Waterlog-  A Swimmer’s Journey through Britain by Roger Deakin (Vintage)

I discovered this in my local library’s UK travel section. The author decided to travel all over the British Isles, and takes the reader with him, visiting every possible source of water you can swim in. From the Fowey in Cornwall to the North Sea via the ponds on Hampstead Heath to a mill pool in the River Avon. Intrigued? Then head on over to the blog Waterlogreswum where Roger’s escapades are reswum – you can also follow @WaterlogReswum on twitter.  It’s the perfect bedside reading companion, taking a dip at a time.

Swimming London by Jenny Landreth (Aurum Press)

I mention this book in all my swimming posts as it’s a bible for swimmers in the capital, with glorious photos and descriptions of 50 pools, lidos and lakes. She dwells on the Victorian Baths in Kentish Town and Camberwell, wonders at the Aquatic Centre in Stratford and is frank about the facilities at Denham Water-ski Club; and so much the better. Whenever I put it on a shelf the 10 year old Super Swimmer gets it back out again for us to pour over a different place to swim in.

swim leanne shap

Swimming Studies by Leanne Shapton – Particular Books

I discovered this thanks to Kate Kellaway’s review in the Observer click through to see the image which caught my eye in the paper. Leanne was a world class swimmer, representing Canada, and her autobiography takes us through early starts, pool deck side fall outs with her coach, and what swimming meant to her growing up and means to her now.
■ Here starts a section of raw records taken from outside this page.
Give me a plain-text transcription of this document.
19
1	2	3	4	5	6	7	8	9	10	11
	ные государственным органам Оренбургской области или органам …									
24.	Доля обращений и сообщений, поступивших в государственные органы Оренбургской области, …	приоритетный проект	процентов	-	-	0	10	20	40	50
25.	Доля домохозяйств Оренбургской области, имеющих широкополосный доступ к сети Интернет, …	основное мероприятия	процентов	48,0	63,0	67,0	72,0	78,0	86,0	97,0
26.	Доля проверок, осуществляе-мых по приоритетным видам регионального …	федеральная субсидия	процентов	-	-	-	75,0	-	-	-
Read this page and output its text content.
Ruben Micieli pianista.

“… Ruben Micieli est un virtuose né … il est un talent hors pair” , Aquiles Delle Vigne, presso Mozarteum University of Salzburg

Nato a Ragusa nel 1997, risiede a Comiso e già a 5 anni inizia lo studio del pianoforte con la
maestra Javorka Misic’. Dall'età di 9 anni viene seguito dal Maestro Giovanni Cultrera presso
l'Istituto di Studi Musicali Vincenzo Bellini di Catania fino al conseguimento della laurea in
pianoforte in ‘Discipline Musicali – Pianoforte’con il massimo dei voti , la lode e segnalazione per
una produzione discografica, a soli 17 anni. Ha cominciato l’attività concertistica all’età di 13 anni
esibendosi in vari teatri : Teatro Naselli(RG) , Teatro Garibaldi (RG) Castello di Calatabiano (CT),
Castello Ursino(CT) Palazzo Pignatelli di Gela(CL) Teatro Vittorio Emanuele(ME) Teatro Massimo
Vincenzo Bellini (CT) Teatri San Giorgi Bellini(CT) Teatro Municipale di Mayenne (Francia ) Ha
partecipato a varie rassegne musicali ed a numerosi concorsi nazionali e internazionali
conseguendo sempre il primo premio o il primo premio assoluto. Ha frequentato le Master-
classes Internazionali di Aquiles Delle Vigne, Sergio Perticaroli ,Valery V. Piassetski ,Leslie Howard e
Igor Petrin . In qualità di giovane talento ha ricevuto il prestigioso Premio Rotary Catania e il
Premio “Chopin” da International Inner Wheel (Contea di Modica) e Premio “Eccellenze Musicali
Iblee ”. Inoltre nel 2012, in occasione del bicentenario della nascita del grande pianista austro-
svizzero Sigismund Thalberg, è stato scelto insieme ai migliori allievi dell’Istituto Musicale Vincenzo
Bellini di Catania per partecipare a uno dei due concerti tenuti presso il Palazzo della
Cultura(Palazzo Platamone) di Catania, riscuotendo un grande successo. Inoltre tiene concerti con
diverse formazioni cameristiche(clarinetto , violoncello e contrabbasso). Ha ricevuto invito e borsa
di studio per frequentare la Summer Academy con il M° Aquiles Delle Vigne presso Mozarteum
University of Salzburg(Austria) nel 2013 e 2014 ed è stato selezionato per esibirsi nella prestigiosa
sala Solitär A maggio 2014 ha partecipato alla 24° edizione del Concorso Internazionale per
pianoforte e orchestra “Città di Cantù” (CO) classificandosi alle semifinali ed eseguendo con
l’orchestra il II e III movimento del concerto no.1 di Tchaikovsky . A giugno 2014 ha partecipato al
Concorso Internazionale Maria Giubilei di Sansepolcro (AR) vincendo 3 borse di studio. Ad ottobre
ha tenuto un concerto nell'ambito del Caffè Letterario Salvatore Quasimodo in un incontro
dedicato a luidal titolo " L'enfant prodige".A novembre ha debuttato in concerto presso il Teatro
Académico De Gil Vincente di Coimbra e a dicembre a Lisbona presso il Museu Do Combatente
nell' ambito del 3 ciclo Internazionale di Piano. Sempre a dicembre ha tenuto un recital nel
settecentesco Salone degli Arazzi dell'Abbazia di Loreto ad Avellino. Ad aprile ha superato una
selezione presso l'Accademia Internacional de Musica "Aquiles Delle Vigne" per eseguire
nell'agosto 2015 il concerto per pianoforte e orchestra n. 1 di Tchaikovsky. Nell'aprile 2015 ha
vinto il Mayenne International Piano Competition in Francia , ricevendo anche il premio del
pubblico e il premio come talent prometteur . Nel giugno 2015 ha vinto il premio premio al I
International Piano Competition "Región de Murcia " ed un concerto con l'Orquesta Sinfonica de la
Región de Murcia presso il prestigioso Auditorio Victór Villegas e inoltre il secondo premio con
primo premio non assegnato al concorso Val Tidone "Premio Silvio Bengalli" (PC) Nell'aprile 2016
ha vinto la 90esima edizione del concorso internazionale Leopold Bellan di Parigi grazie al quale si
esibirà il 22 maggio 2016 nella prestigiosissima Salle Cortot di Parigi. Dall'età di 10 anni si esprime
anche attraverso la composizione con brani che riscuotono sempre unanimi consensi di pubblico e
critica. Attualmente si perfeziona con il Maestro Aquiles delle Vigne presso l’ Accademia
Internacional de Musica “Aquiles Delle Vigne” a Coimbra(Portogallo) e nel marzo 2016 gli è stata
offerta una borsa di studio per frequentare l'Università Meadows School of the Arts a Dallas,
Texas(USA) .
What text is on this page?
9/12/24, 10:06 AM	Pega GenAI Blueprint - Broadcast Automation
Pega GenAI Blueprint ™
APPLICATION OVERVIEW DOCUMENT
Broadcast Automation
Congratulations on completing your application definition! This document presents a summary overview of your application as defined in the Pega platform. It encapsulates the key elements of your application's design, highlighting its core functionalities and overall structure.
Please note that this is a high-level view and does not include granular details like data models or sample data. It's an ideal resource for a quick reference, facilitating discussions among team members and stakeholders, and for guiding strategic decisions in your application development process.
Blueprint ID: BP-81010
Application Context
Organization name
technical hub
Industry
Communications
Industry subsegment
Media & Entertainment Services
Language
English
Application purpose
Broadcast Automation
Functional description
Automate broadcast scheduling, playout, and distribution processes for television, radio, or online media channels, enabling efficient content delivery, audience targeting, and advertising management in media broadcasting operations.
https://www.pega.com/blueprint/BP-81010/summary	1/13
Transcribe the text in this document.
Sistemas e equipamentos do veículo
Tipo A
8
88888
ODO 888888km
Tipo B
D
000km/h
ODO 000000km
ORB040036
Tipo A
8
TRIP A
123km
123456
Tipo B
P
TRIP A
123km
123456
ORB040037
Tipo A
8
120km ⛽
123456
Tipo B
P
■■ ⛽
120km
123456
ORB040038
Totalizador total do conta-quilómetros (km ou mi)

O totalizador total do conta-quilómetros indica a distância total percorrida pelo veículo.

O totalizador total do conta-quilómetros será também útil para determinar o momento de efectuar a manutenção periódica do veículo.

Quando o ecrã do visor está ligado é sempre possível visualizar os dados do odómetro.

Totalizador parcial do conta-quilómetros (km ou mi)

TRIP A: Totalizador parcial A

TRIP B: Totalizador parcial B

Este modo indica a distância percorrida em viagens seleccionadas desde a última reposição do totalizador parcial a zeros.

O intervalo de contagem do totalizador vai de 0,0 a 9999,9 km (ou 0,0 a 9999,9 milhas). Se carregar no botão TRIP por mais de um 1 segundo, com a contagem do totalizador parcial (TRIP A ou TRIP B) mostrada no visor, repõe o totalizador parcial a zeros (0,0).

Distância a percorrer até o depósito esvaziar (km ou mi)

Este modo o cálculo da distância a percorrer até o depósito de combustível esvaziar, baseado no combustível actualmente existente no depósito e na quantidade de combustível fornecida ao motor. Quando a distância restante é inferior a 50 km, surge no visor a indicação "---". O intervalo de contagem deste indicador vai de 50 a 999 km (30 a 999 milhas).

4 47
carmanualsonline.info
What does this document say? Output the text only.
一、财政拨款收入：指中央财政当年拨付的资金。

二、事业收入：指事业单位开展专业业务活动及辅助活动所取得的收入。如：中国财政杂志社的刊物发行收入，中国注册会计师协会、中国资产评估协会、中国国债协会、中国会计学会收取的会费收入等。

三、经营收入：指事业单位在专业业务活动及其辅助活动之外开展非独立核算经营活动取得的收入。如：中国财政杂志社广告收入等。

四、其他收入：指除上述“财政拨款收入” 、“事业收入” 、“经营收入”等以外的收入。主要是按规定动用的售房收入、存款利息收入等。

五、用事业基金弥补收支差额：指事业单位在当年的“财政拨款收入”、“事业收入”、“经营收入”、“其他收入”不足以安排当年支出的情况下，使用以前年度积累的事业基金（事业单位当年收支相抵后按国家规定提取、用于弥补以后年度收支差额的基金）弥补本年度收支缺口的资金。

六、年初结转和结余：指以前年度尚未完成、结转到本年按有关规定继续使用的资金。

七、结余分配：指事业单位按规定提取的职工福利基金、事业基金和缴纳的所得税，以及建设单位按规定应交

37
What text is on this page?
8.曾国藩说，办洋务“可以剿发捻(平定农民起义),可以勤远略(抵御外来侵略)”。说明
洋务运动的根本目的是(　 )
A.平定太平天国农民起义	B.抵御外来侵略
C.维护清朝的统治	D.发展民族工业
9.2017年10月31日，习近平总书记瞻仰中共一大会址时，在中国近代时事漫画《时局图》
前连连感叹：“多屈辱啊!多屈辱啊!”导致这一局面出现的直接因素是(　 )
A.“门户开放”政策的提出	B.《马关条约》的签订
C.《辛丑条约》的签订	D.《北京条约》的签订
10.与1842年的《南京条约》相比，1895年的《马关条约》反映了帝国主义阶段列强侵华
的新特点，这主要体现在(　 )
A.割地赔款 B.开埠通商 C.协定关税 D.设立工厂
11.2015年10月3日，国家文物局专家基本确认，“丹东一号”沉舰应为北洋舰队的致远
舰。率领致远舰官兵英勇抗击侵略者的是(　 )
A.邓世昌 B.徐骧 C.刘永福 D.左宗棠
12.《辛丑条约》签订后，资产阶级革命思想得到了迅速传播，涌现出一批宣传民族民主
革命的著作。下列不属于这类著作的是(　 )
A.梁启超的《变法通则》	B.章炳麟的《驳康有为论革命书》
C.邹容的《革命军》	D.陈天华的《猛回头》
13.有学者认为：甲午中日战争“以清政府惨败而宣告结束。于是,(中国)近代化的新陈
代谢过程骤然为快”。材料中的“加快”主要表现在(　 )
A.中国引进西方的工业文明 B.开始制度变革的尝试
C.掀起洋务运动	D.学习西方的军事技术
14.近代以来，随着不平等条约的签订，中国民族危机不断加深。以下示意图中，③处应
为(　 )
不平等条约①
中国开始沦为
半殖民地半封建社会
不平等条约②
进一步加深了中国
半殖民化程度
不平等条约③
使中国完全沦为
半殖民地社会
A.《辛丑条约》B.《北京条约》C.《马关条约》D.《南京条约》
I love to open this at random, I’ve just rediscovered her passage about needing to ‘Make a Commitment’ which she takes from Dr Keith Bell’s Nuts and Bolts of Psychology for Swimmers. He says ‘A commitment is important. Once you have set a long term goal, you have decided to make the trip. Without a commitment, however, you are liable to question each step of the way.’ Leanne’s own goal – to work out what to do with something ‘I do well but no longer have any use for’. Reminds me how if you don’t have a goal, be it in or out of the water, and don’t commit, you’re not really going to get anywhere.

swim home

Swimming Home by Deborah Levy (Faber)

I confess to not having read this yet, it’s on my Christmas reading pile and is the book I nabbed from my sister’s shelf. Let me know what you think of it.